Choices Transitional Home resident John Goddard, left, chats with Our Place Society staffer Grant McKenzie in the courtyard of the facility in View Royal. Town council approved an extension of the facility’s temporary use permit Tuesday night, despite pleas from many neighbours to reject the proposal for the former youth correctional centre. Don Descoteau/News Gazette staff

Final reprieve for Choices in View Royal, despite neighbours’ concerns

Residents must be gone by Dec. 31 under conditions of permit

The voices of residents concerned and fearful over the prospect of more months neighbouring the Choices Transitional Home outnumbered those in support of View Royal granting another extension of the temporary use permit for the facility.

Despite the opposition to the proposal during a public hearing Tuesday, View Royal council voted 4-1 to approve the request from BC Housing to have one last stretch of time using the former youth correctional facility as a temporary home for 50 otherwise homeless individuals, in the absence of more supported or subsidized units in which to house them.

While the extension runs to March 31, 2018, Choices, operated for B.C. Housing at 94 Talcott Rd. by the Our Place Society, must be vacated by Dec. 31, 2017.

Some neighbouring residents described experiences of not feeling safe walking on the nearby Galloping Goose since Choices opened, or of having negative encounters with people staying at the facility. Many worried that extending the permit for another year would compound the problems they’ve seen develop.

“I understand the frustration of residents and how this facility has changed their neighbourhood a great deal, but we’re responding to a regional crisis,” Mayor David Screech said before the final vote. “I would never vote to have that facility kept empty when there’s people who need to be housed.”

Past history leads to new set of rules

Ongoing concerns around safety and security in the neighbourhood, noise and using police resources to keep the peace inside the compound prompted Town staff to write in stricter conditions for the operation of Choices for this final extension.

They included clauses around unacceptable levels of police calls, and overall risk to the public, Town staff, police and Choices staff or residents – each subject to council discretion.
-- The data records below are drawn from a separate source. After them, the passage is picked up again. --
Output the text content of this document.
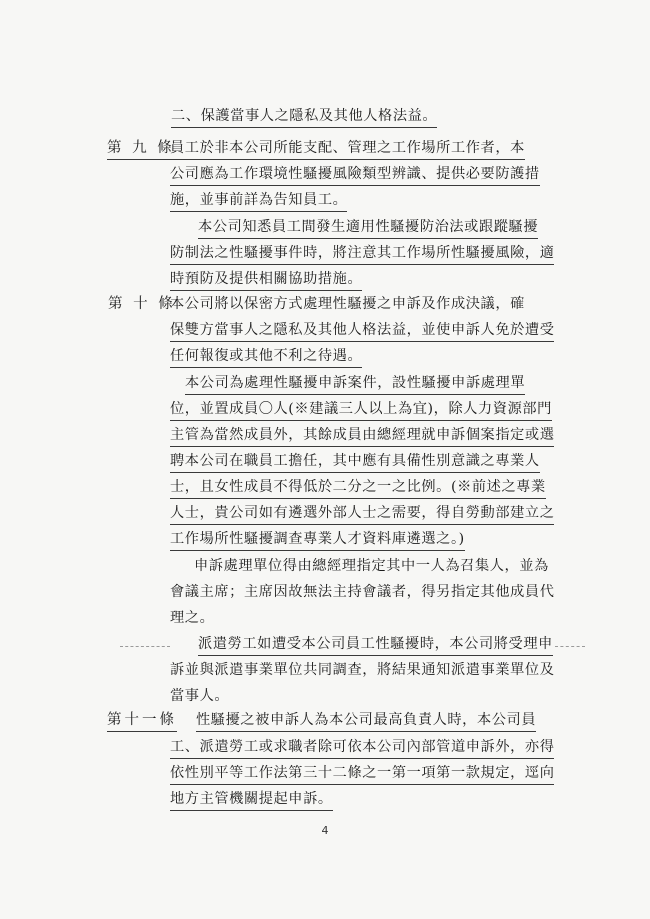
二、保護當事人之隱私及其他人格法益。
第 九 條
員工於非本公司所能支配、管理之工作場所工作者，本
公司應為工作環境性騷擾風險類型辨識、提供必要防護措
施，並事前詳為告知員工。
本公司知悉員工間發生適用性騷擾防治法或跟蹤騷擾
防制法之性騷擾事件時，將注意其工作場所性騷擾風險，適
時預防及提供相關協助措施。
第 十 條
本公司將以保密方式處理性騷擾之申訴及作成決議，確
保雙方當事人之隱私及其他人格法益，並使申訴人免於遭受
任何報復或其他不利之待遇。
本公司為處理性騷擾申訴案件，設性騷擾申訴處理單
位，並置成員〇人(※建議三人以上為宜)，除人力資源部門
主管為當然成員外，其餘成員由總經理就申訴個案指定或選
聘本公司在職員工擔任，其中應有具備性別意識之專業人
士，且女性成員不得低於二分之一之比例。(※前述之專業
人士，貴公司如有遴選外部人士之需要，得自勞動部建立之
工作場所性騷擾調查專業人才資料庫遴選之。)
申訴處理單位得由總經理指定其中一人為召集人，並為
會議主席；主席因故無法主持會議者，得另指定其他成員代
理之。
派遣勞工如遭受本公司員工性騷擾時，本公司將受理申
訴並與派遣事業單位共同調查，將結果通知派遣事業單位及
當事人。
第十一條 性騷擾之被申訴人為本公司最高負責人時，本公司員
工、派遣勞工或求職者除可依本公司內部管道申訴外，亦得
依性別平等工作法第三十二條之一第一項第一款規定，逕向
地方主管機關提起申訴。
4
As well, there are stipulations for security staff shift times, monthly community meetings and monthly reports to council detailing resident intake and discharge, patrol status and staff training.

Financially, a $25,000 performance bond will be put up by BC Housing by April 10 to ensure the site is decommissioned by March 31, 2018 and a further $25,000 security will cover the cost of overtime calls taken by RCMP and View Royal protective services staff. Sept. 15 is listed as the cutoff for accepting new residents into the facility.
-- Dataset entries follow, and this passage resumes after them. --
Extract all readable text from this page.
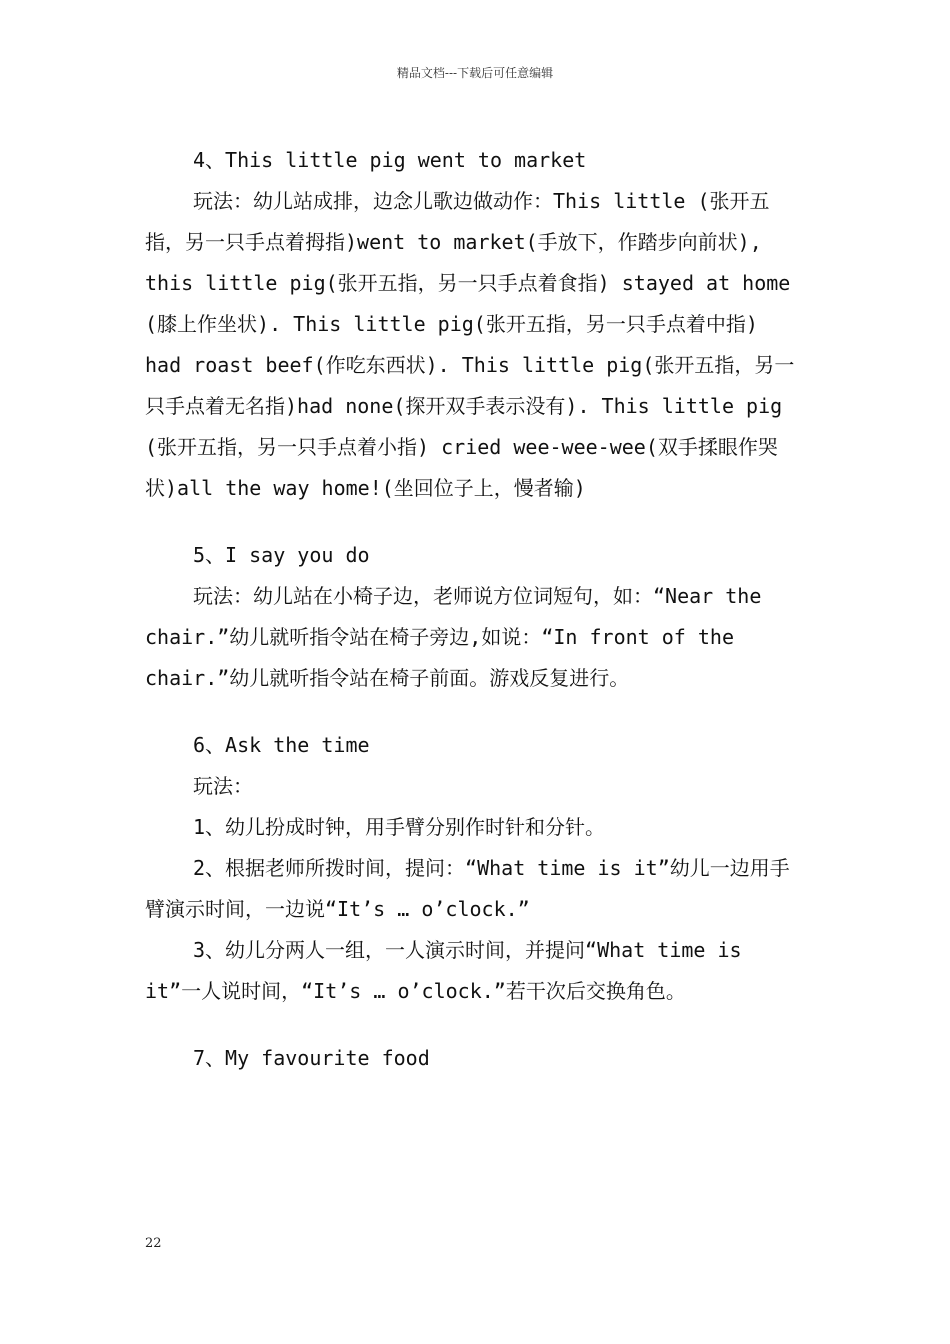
精品文档---下载后可任意编辑

4、This little pig went to market

玩法：幼儿站成排，边念儿歌边做动作：This little (张开五指，另一只手点着拇指)went to market(手放下，作踏步向前状), this little pig(张开五指，另一只手点着食指) stayed at home (膝上作坐状). This little pig(张开五指，另一只手点着中指) had roast beef(作吃东西状). This little pig(张开五指，另一只手点着无名指)had none(探开双手表示没有). This little pig (张开五指，另一只手点着小指) cried wee-wee-wee(双手揉眼作哭状)all the way home!(坐回位子上，慢者输)

5、I say you do

玩法：幼儿站在小椅子边，老师说方位词短句，如：“Near the chair.”幼儿就听指令站在椅子旁边,如说：“In front of the chair.”幼儿就听指令站在椅子前面。游戏反复进行。

6、Ask the time

玩法：

1、幼儿扮成时钟，用手臂分别作时针和分针。

2、根据老师所拨时间，提问：“What time is it”幼儿一边用手臂演示时间，一边说“It’s … o’clock.”

3、幼儿分两人一组，一人演示时间，并提问“What time is it”一人说时间，“It’s … o’clock.”若干次后交换角色。

7、My favourite food

22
Coun. John Rogers amended the original motion to read that failure to meet any of the conditions would be grounds for Town staff to bring the permit back to council for possible revocation.

Can the residents all be housed by Dec. 31?

Coun. Heidi Rast, the only member of council to vote against the motion to approve the permit with its amended conditions, worried that the Sept. 15 cutoff date would not give Choices enough time to house the remaining residents given its current turnover rate.

Nonetheless, assurances were given that all efforts would be made by B.C. Housing, Our Place and the Town to ensure the facility is empty by Dec. 31.

“I see a clear exit strategy,” Screech said. “BC Housing has committed to us that there will not be an extension request after this date.”

Don Evans, executive director of Our Place Society, which hopes to create a therapeutic recovery community on site after Choices winds up, is confident the deadline can be achieved.

“We’ll make sure that it’s met,” he said. “The Town has made it pretty clear that they’re not going to extend it, and we understand that and we’re going to live with that. So we’ll work hard with B.C. Housing and all the housing providers to make sure that everyone gets housed. We certainly don’t want to see anyone displaced. And at the end of the day, if there’s a few people left there, we’ve got other facilities that we can move them into.”

Supporters spoke up too

Several neighbours spoke in support of the facility and its residents, noting that living in poverty is tough for anyone, especially those who may have mental health or addictions issues.

Choices resident John Goddard gave a particularly moving speech toward the end of the public hearing. A career carpenter who suffered an injury for which he continues to wait for surgery, he said he lived on his savings for a year and a half, because he was ineligible for benefits.

“I’m not an addict, I’m not a vagrant,” he said, referring to a comment from a neighbour. “I’m just like you. Living in a jail cell, you have no clue how tough it is. Try getting up every morning and not being able to see yourself in the mirror, because there are no mirrors there.”

New housing units coming this year

Malcolm McNaughton regional director of development for BC Housing, made reference to a couple of building renovations that are slated for completion this fall that will add more units to the mix and get more people off the street.

He said an announcement about a project is coming this week, and Evans noted that Mount Edward Court in Victoria is expected to have more units opened by the time the year-end deadline rolls around.